How many paper products do you own? No just the stuff in a printer or on the desk that’s clean and read to go, but how many phone books, bills, catalogs, AAA maps of Northwest Arizona, user manuals, coupons, bank statements do you glance at once and then never see again?
Although at first benign, these small, tedious, obstructing pieces of paper are everywhere if you keep looking around. They stick out of cabinet drawers or are placed in brown boxes and put on the top shelf. At my house we even have a whole table, right in the front, dedicated to two things: our keys and piles of papers from schools, banks, companies, or cell phones that nobody looks at. It doesn’t do much for the foyer. And it’s not just from the mail. Every time I get a new gadget or toy there are 4 or 5 user manuals that along with those “DO NOT EAT” silicon packets usually get thrown away.

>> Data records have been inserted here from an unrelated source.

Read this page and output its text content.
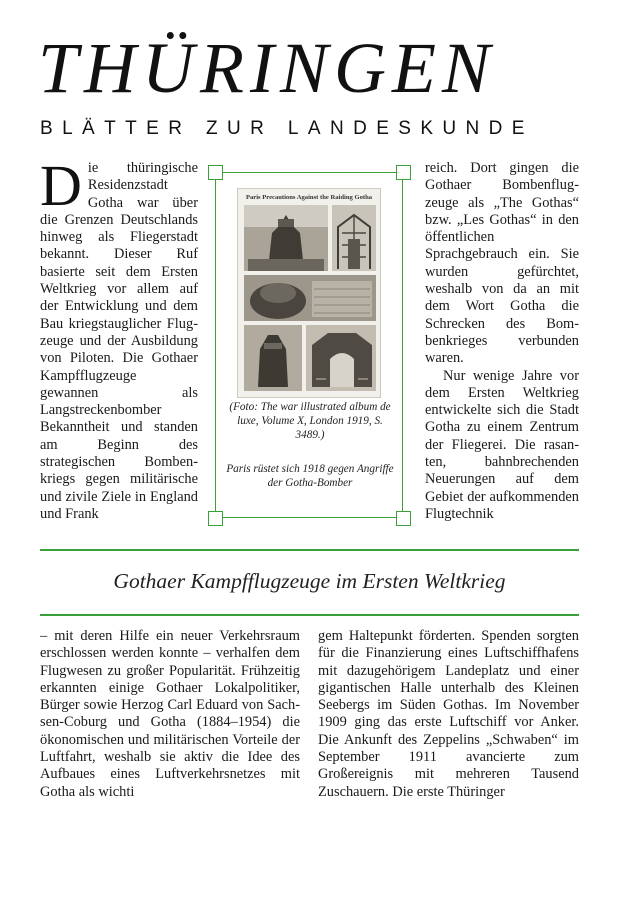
THÜRINGEN
BLÄTTER ZUR LANDESKUNDE

Die thüringische Residenzstadt Gotha war über die Grenzen Deutschlands hinweg als Fliegerstadt bekannt. Dieser Ruf basierte seit dem Ersten Weltkrieg vor allem auf der Entwicklung und dem Bau kriegstauglicher Flugzeuge und der Ausbildung von Piloten. Die Gothaer Kampfflugzeuge gewannen als Langstreckenbomber Bekanntheit und standen am Beginn des strategischen Bombenkriegs gegen militärische und zivile Ziele in England und Frank

Paris Precautions Against the Raiding Gotha

(Foto: The war illustrated album de luxe, Volume X, London 1919, S. 3489.)

Paris rüstet sich 1918 gegen Angriffe der Gotha-Bomber

reich. Dort gingen die Gothaer Bombenflugzeuge als „The Gothas“ bzw. „Les Gothas“ in den öffentlichen Sprachgebrauch ein. Sie wurden gefürchtet, weshalb von da an mit dem Wort Gotha die Schrecken des Bombenkrieges verbunden waren.

Nur wenige Jahre vor dem Ersten Weltkrieg entwickelte sich die Stadt Gotha zu einem Zentrum der Fliegerei. Die rasanten, bahnbrechenden Neuerungen auf dem Gebiet der aufkommenden Flugtechnik

Gothaer Kampfflugzeuge im Ersten Weltkrieg

– mit deren Hilfe ein neuer Verkehrsraum erschlossen werden konnte – verhalfen dem Flugwesen zu großer Popularität. Frühzeitig erkannten einige Gothaer Lokalpolitiker, Bürger sowie Herzog Carl Eduard von Sachsen-Coburg und Gotha (1884–1954) die ökonomischen und militärischen Vorteile der Luftfahrt, weshalb sie aktiv die Idee des Aufbaues eines Luftverkehrsnetzes mit Gotha als wichti

gem Haltepunkt förderten. Spenden sorgten für die Finanzierung eines Luftschiffhafens mit dazugehörigem Landeplatz und einer gigantischen Halle unterhalb des Kleinen Seebergs im Süden Gothas. Im November 1909 ging das erste Luftschiff vor Anker. Die Ankunft des Zeppelins „Schwaben“ im September 1911 avancierte zum Großereignis mit mehreren Tausend Zuschauern. Die erste Thüringer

However, not only are these stacks of useless papers product messy and obnoxious they have an environmental impact. Most of the paper that lands in your life is not certified from the Forest Stewardship Council (FSC). That means that when it was produced giant machinery drove through huge, carved roads and deposited invasive species along. That machinery took out whole acres of wood at a rate that’s unsustainable and yielded a profit, not more growth. That land was then ignored until rains came through and washed most of the unprotected soil into polluted bodies of water downstream.
Paper is archaic. Nowadays, most of the same information is online. Of course services like Catalog Choice allow users to opt out of unwanted catalogs, but there are also many other websites that are working on ‘paper’ as well. The Paperless Petition wants to scrap the phone book since most of the information is online, UserManualGuide.com has all sorts of guides for phones, cameras, dvds, and tvs. There’s even the Paperless Hymnal which has all your congregation's favorite songs.